REFLEXIÓN DEL ALMA

Educación básica tambaleándose
Leonor Porcelana De Brea

Tan serio ha resultado el cambio sorpresivo en la enseñanza básica dominicana para la escuela primaria, que obliga a una seria y exhaustiva revisión de revisiones, considerando que en nuestro país la crisis educacional es una triste realidad. Un número considerable de ciudadanos nos hemos pronunciado insistentemente sobre la urgencia del aumento al 4% del PIB para la educación; sin embargo, cuando el Estado no se muestra determinante por algo específico, es imposible lograr el propósito.

Es evidente el alto porcentaje de analfabetos que tiene República Dominicana, sin esperanza de que este drama nacional cambie, por las reducidas atenciones prestadas a la extrema pobreza. Triste realidad, la ausencia de enseñanza, por múltiples razones, incluyendo las escuelas públicas deplorables por limitaciones físicas, sumando la escasez de profesores con alto nivel académico aptos para una óptima enseñanza; ahora enfrentamos la exclusión en primaria de la Lengua Española, la Religión, Historia Patria, y Moral y Cívica, en un país donde es notoria la escasa educación, se forma un abismo para la ciudadanía que le urge educarse por un futuro más humano.

Esa revolución de la “eficacia escolar” implantada por el Ministro de Educación, hubiera sido válida en una nación de avance educacional; sin embargo, en un país donde el analfabetismo es penoso y cuantioso, parece imposible que opere eficientemente. Esta medida si es tratada en contados países avanzados, nosotros no podemos aparentar lo que no somos; esta no es una nación masivamente alfabetizada, ni medianamente educada. Ahora será más difícil educar omitiendo la Lengua Española, porque aparentemente se cancela nuestra identidad, y se omiten automáticamente la Alfabetización, Ortografía, Redacción, Lectura, Moral y Cívica e Historia Patria. ¡No hay dinero para subir al 4% la educación pero cuesta 700 millones la implementación total del texto integrado! Eso deja mucho que pensar.

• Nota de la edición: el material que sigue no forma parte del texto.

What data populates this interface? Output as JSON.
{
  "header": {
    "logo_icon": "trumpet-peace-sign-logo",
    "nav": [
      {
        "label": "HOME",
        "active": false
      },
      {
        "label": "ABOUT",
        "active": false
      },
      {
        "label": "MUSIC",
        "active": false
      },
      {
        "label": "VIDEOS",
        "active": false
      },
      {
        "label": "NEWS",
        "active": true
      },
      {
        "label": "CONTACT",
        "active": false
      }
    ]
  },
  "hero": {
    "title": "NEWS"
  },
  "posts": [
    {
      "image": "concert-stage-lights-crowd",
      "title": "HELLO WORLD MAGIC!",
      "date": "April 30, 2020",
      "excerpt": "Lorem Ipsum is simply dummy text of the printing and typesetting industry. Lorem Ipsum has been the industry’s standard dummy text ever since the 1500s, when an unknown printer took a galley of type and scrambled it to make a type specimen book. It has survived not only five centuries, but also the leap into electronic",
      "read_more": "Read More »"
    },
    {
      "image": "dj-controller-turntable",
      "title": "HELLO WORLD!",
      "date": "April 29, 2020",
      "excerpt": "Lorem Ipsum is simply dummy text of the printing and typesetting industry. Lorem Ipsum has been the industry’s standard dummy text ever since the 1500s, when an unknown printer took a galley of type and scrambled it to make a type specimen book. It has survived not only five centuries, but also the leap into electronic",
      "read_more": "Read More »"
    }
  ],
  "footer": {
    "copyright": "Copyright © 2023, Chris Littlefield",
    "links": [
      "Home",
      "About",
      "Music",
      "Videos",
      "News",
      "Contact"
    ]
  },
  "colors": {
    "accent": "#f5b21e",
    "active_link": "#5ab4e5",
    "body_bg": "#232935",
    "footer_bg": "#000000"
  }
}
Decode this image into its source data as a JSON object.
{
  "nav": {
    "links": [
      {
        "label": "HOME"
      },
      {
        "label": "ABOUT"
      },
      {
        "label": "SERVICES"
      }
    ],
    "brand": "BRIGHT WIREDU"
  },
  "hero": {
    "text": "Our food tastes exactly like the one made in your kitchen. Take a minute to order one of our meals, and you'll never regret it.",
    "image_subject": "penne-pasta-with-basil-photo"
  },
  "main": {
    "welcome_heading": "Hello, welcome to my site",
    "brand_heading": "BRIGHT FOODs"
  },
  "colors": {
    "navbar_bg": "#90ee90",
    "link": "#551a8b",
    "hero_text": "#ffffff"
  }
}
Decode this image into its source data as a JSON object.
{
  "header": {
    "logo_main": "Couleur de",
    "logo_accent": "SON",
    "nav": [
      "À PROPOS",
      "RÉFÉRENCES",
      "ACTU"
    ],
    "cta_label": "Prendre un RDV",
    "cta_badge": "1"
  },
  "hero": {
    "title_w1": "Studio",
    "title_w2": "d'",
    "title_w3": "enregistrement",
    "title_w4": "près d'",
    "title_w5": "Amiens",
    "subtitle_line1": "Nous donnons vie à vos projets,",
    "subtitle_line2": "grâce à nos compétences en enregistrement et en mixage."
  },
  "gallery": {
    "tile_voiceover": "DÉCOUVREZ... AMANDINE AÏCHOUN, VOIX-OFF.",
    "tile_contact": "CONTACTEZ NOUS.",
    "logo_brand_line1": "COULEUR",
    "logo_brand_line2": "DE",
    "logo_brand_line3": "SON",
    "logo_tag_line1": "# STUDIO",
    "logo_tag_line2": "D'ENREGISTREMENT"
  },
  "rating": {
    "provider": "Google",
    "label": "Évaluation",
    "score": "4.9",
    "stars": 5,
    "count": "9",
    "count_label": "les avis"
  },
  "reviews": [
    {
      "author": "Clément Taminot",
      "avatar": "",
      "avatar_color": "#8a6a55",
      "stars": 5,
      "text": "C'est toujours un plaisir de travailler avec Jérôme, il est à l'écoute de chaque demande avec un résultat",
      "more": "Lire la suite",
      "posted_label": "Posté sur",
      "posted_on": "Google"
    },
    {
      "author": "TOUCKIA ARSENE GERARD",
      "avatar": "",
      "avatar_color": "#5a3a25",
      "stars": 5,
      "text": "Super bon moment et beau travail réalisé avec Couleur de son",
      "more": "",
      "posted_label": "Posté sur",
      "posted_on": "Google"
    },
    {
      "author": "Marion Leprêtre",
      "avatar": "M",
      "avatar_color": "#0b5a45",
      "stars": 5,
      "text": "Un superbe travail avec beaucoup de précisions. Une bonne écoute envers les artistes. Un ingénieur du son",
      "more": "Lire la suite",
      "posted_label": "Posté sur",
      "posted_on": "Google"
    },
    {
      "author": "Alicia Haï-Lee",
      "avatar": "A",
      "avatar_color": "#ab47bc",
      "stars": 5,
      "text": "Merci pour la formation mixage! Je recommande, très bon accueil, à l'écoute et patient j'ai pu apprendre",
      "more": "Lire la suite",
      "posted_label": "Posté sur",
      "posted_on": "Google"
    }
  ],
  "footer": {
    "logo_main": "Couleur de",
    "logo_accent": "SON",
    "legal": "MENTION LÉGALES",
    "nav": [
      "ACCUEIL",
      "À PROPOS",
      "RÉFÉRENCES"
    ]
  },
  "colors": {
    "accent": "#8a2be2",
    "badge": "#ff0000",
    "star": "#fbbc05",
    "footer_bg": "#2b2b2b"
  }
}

Esta disposición de adoptar el texto integrado, es limitativo para el idioma oficial del Estado. El lenguaje de los futuros escritores dominicanos está en juego, las carreras de letras tendrán un bache profundo, por debajo de países donde existe sólida educación. Desdichadamente se nos presenta este cambio sustancial como una escalera larga donde los primeros peldaños están sueltos, dañados sin atención; sin embargo, los últimos escalones han sido cuidados con esmero; esas son nuestras universidades. Ahora preguntamos: ¿Cómo se alcanzan esos últimos peldaños sin los de abajo? Ese salto provocará profesionales ajenos a su idioma. ¡La lengua española es una de las más bellas del mundo! ¿Por qué nos niegan el conocimiento profundo del idioma español? ¡Suena fuertemente para el 2011 la eliminación de Informática en colegios privados! ¿Continuarán objetables omisiones? ¡Lástima, negarnos la perfecta expresión, para la disertación de futuras posibilidades de crecimiento!

¡Queremos volar gateando! Empecemos por educar masivamente al país. Que incondicionales a educación no impongan el texto integrado, limitativo también para Historia Patria, negándonos futuros nacionalistas; desplazando dolorosamente el idioma español que dio origen a grandes hombres de letras: consagrados historiadores, brillantes intectuales, filósofos, poetas y educadores dominicanos como: Salomé Ureña, Pedro Henríquez Ureña, Joaquín Balaguer, Manuel Arturo Peña Batlle, Pedro Troncoso Sánchez, Manuel del Cabral, Juan Bosch, Pedro Mir, Bernardo Vega y otros. Además de oradores del idioma español de vasta cultura como nuestro presidente Dr. Leonel Fernández, quien debe de mirarse en su espejo, facilitándole al dominicano escalar del primer peldaño hacia la escalera ascendente del saber, a través del idioma español, con finalidad de obtener logros evolutivos consolidados con el presente, para poder enfrentar este mundo árido dignamente, enorgulleciendo nuestra nación por la sapiencia de hombres y mujeres en el futuro de la patria.